Reihe Phönixfeder

Roman

von

Der Roman spielt zur Zeit des zweiten japanisch-chinesischen Kriegs, der von chinesischer Seite als „Antijapanischer Widerstandskrieg“ bezeichnet wird. Er begann mit der Invasion der Japaner in China am 7. Juli 1937 und dauerte bis zum 9. Sept. 1945, als Amerika eine Atombombe über Hiroshima abwarf und somit der 2. Weltkrieg für alle an ihm beteiligten Nationen ein Ende fand. Im Fokus des Romans steht dabei ein Massaker, das die Japaner am 23. September 1939, zur Zeit des Mittherbstfestes, in Yingtian, einem kleinen Ort in der Provinz Hunan, ganz nahe beim Dongting-See, anrichteten und bei dem Tausende von Zivilisten – Bauern, Frauen und Kinder – auf grausame Weise ums Leben kamen. Für die Japaner war der kleine Ort, in dem auch Soldaten der chinesischen Nationalarmee stationiert waren, vor allem kriegsstrategisch wichtig im Zusammenhang mit der Schlacht um Changsha.
Abgesehen davon, dass gerade dieser Schauplatz des zweiten Weltkriegs, den die Japaner eigentlich unter dem Vorwand, sich mit den Chinesen gegen die westlichen Kolonialmächte in einer „Großasiatischen Prosperitätszone“ verbünden zu wollen, angezettelt hatten, auch dem historisch interessierten Leser weitgehend unbekannt sein dürfte, besticht der Roman besonders auch durch die Entscheidung des Autors, den Ablauf der Ereignisse überwiegend aus der Perspektive eines japanischen Ehepaars zu erzählen, des Japaners Nobuhiro Takeda, und seiner jungen Ehefrau Chizuko, die von Sehnsucht nach ihrem Mann getrieben, im Rahmen einer Aufmunterungsdelegation nach China reist. Aus beider Blickwinkel werden die Ereignisse beschrieben und reflektiert, wobei sich im Laufe der Monate, die sie sich im „shinesischen“ Feindesland aufhalten, vieles in ihren Köpfen verändert. Auf chinesischer Seite steht im Mittelpunkt Zhu Yidian, ein gelernter Korbflechter und Seemann, der durch die Umstände der Zeit zum Guerillakämpfer gegen die Japaner wird und der durch seine Entscheidung, die nach Schüssen auf ihren Mann zurückgebliebene Chizuko bei sich aufzunehmen, die Menschlichkeit vor alle Kriegslogik stellt.
Dieser Roman ist somit ein Kriegsroman und zugleich ein Anti-Kriegs-Roman, weil sein Autor seine Protagonisten immer wieder über die Frage reflektieren lässt, was dieser Krieg, und Krieg überhaupt, und wem er nützen soll.

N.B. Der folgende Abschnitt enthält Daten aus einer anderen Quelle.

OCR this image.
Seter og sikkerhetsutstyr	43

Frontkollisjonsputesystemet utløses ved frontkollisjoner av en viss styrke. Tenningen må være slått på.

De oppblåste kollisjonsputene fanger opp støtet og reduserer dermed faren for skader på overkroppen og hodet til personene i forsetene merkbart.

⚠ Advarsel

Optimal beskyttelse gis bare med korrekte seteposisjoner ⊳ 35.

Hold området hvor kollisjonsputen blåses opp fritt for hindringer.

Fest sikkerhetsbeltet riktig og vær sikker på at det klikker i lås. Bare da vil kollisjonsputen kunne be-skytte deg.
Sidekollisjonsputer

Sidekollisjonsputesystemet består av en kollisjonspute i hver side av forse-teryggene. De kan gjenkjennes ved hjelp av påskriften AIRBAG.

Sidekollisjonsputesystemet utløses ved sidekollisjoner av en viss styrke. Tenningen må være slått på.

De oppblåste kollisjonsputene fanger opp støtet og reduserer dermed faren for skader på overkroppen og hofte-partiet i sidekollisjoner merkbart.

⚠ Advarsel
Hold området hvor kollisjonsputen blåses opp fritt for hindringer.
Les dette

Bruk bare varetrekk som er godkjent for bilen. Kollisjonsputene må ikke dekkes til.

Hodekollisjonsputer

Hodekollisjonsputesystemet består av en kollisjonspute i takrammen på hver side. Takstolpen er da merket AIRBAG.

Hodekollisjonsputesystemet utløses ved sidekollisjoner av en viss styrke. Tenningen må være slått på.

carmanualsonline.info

Die Recherchen Xiong Yuquns gehen dabei weit über sorgfältige historische Recherchen hinaus. Durch die Auswertung von Interviews mit Überlebenden des Massakers und mit Tagebüchern und anderen Dokumenten der japanischen „Täter“ rekonstruiert Xiong vor allem auch den „Geist“ jener Zeit, der aus an sich sensiblen Menschen Maschinen im Dienste der japanischen Ideologie machen konnte.
Dieser Roman handelt aber wie gesagt auch von der Liebe und von Menschlichkeit, die da aufscheint, wo man es vielleicht am wenigsten erwartet hätte. Und schließlich ist er auch eine Liebeserklärung an seine eigene Heimat und ihre Naturschönheiten, denn die von viel Wasser, viel Schilf, Kampferbäumen und vor allem Reisfeldern durchzogene Landschaft Hunans und besonders das Gebiet um den Dongting-See beschreibt er, selbst inmitten der Kriegshandlungen, in einer solchen Intensität, dass man als Leser meint, sofort dorthin reisen und dies alles selbst in Augenschein nehmen zu müssen.

Zum Autor
XIONG Yuqun 熊育群 (geb. 1962), aufgewachsen in der Umgebung des Dongting-Sees, nahe dem zentralen Schauplatz seines Romans, studierte zunächst Hochbau und war lange Jahre als Bau¬unternehmer beschäftigt, war dann zeitweise als Journalist tätig und verfasste u. a. Reiseliteratur und unterrichtet als Professor an der Tongji-Hochschule in Shanghai. XIONG schrieb mehrere Romane und Gedichtsammlungen, ist derzeit Vizevorsitzender des Schriftstellerverbands der Provinz Guang¬dong und Direktor der Literaturakademie Kanton. Er erhielt den fünften Literaturpreis der Lu Xun-Akademie; von ihm erschienenen bislang über 20 Publikationen, Romane, Prosa und Gedichte.